射影変換によって互いに写り合う3次曲線は同型とみなされます.jー不変量はモジュラー不変量とも呼ばれ,
j(λ)=j(1−λ)=j(1/λ)
=j(1−1/λ)=j(1/(1−λ))=j(λ/(1−λ))
ですから,4個の点{0,1,λ,∞}の入れ替えに依存しないinvariantで,最も単純で重要な保型関数と考えられます.
複比を
λ={(λ0−λ2)/(λ1−λ2)}/{(λ0−λ3)/(λ1−λ3)}
によって定義すると,λiの順序を変えるとλの値は変わります.すなわち,{λ0,λ1,λ2,λ3}からつくられる複比の値は,
λ,1−λ,1/(1−λ),1/λ,λ/(λ−1),(λ−1)/λ
の6つのどれかに移ります.{λ0,λ1,λ2,λ3}の6つの対に対して計算すればこのことは容易に確かめられます.

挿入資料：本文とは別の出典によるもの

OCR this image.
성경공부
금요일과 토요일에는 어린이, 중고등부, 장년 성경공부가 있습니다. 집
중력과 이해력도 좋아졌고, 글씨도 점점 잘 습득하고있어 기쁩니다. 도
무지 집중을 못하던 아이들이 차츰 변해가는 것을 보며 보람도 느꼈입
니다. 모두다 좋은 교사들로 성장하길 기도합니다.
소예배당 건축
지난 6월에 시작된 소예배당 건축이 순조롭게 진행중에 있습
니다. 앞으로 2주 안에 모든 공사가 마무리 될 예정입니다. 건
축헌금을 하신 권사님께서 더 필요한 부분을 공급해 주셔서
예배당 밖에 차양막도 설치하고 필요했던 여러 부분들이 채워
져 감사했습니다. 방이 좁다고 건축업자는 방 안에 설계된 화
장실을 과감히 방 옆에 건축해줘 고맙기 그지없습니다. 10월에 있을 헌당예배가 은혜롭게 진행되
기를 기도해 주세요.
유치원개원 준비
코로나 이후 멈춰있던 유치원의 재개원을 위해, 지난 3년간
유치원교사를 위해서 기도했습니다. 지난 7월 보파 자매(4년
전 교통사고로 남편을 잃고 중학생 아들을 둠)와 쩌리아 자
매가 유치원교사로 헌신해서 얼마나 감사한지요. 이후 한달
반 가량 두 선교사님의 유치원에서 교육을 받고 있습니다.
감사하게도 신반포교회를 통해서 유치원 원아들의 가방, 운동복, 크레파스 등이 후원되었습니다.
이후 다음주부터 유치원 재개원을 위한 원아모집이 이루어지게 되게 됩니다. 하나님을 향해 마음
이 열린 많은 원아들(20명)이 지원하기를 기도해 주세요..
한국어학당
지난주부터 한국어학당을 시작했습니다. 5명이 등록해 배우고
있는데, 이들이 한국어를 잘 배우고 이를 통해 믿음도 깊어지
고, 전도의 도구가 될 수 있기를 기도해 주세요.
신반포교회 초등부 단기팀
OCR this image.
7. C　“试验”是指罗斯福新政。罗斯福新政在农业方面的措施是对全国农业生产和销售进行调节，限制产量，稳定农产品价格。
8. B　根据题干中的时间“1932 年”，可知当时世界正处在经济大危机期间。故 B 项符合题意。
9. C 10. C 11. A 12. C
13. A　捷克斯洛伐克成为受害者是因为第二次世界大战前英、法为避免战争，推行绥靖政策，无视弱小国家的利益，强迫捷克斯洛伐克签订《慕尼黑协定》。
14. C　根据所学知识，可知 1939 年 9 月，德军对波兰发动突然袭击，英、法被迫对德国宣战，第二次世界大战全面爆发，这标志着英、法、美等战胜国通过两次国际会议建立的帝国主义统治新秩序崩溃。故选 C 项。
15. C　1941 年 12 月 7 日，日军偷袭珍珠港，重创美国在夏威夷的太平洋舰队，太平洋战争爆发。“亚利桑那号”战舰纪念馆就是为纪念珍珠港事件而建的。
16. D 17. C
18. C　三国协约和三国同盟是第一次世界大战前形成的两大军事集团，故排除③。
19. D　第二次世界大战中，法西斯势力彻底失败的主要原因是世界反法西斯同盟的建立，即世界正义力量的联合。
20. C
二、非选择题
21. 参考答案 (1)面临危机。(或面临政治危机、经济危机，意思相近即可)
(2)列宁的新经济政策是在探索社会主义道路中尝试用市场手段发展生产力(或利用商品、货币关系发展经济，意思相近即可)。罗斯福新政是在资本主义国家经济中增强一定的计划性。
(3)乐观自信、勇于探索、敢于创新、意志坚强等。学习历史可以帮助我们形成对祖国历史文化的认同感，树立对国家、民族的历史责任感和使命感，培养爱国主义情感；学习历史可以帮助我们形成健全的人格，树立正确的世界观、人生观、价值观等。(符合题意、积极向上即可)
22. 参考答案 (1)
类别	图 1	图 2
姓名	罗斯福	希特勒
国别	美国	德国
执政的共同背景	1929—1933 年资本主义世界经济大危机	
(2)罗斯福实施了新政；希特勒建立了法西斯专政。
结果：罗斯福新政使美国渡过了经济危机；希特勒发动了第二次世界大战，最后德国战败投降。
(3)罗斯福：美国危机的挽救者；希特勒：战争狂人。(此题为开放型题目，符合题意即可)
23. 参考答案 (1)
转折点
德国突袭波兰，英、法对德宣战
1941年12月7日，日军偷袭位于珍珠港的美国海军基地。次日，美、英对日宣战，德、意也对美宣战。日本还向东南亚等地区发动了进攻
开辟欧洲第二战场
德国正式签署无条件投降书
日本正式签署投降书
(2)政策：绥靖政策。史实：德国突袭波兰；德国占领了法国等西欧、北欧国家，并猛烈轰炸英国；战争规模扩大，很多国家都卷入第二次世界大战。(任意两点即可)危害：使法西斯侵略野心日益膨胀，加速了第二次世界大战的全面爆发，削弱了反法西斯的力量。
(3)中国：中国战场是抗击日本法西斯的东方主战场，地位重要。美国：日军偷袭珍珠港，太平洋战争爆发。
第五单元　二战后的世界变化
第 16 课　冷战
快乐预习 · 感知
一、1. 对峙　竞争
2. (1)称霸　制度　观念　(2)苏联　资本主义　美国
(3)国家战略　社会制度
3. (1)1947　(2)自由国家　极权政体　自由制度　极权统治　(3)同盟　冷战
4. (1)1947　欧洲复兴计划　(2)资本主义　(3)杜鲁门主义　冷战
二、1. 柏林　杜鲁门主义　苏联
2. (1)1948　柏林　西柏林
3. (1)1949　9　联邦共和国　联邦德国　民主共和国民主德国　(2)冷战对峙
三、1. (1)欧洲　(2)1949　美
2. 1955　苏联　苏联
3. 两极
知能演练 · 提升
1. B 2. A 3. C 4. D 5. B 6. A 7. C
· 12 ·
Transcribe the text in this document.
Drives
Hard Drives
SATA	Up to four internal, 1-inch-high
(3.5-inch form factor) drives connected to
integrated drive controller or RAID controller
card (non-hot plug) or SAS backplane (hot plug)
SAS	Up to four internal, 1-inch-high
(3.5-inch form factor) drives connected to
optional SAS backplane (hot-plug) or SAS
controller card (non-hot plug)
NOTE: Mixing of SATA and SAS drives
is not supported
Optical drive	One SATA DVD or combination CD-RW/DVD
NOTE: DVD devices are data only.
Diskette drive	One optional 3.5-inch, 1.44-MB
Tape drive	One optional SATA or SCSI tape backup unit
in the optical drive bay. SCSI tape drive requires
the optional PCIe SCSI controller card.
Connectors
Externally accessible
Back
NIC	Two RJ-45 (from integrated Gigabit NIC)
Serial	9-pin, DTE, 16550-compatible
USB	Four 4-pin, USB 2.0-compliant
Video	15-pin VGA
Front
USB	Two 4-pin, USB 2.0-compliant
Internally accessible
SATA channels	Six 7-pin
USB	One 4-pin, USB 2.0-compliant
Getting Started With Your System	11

この順序による曖昧さを消すために,λの6つの分数変換の不変式をとって,
j=2^8(λ^2−λ+1)^3/λ^2(λ−1)^2
とおくのです.複比は一次分数変換で不変であり,jもまた射影変換で不変です.(直線上の4点の複比は射影によって不変である)
なお,
j(λ)=j(1−λ)=j(1/λ)
が成り立てば,あとの等式はこの2つから導かれますから,有理関数
(λ^2−λ+1)^3/λ^2(λ−1)^2
が本質的であって,係数2^8には本質的な意味はありません.実際,
(x^2−x+1)^3/x^2(x−1)^2=(λ^2−λ+1)^3/λ^2(λ−1)^2
と,変数xの方程式を考えると,
λ^2(λ−1)^2(x^2−x+1)^3−(λ^2−λ+1)^3x^2(x−1)^2=0
はλ≠0,1より,6次方程式となり,
λ,1−λ,1/(1−λ),1/λ,λ/(λ−1),(λ−1)/λ
のどれを代入しても成り立ちます.重複が生ずるのは
λ^2−λ+1=0,λ=1/2,λ=−1,λ=2
の場合に限ります.
y=ax^3+bx^2+cx+dという方程式で定まる曲線はおなじみの3次曲線ですが,yのところがy^2に変わるとワイエルシュトラスの楕円曲線:
y^2=ax^3+bx^2+cx+d
になります.ただし,a,b,c,dは有理数で,右辺の3次式は重根をもたないものと仮定します.楕円曲線をワイエルシュトラス形式に制限しても一般性を失いません.実際,どのような楕円曲線もワイエルシュトラス形式の楕円曲線に双有理的に同値だからです.
また,x^2の項の係数はx’=x+b/3aと変数変換(カルダノ変換)することによって簡単に消すことができますから,
y^2=x^3+ax+b (4a^3+27b^2≠0)
を楕円曲線と定義しても構いません.4a^3+27b^2≠0は重根をもたないための条件です(判別式:Δ=−(4a^3+27b^2)).
ワイエルシュトラスの標準形:
y^2=x^3+ax+b (2^2a^3+3^3b^2≠0)
のj-不変量を計算すると,
j=2^8・3^3b^2/(2^2a^3+3^3b^2)
となります.jー不変量は,2つの楕円曲線が同じjー不変量をもつかどうかなど,3次曲線を分類する(見分ける)ための指標になっているのです.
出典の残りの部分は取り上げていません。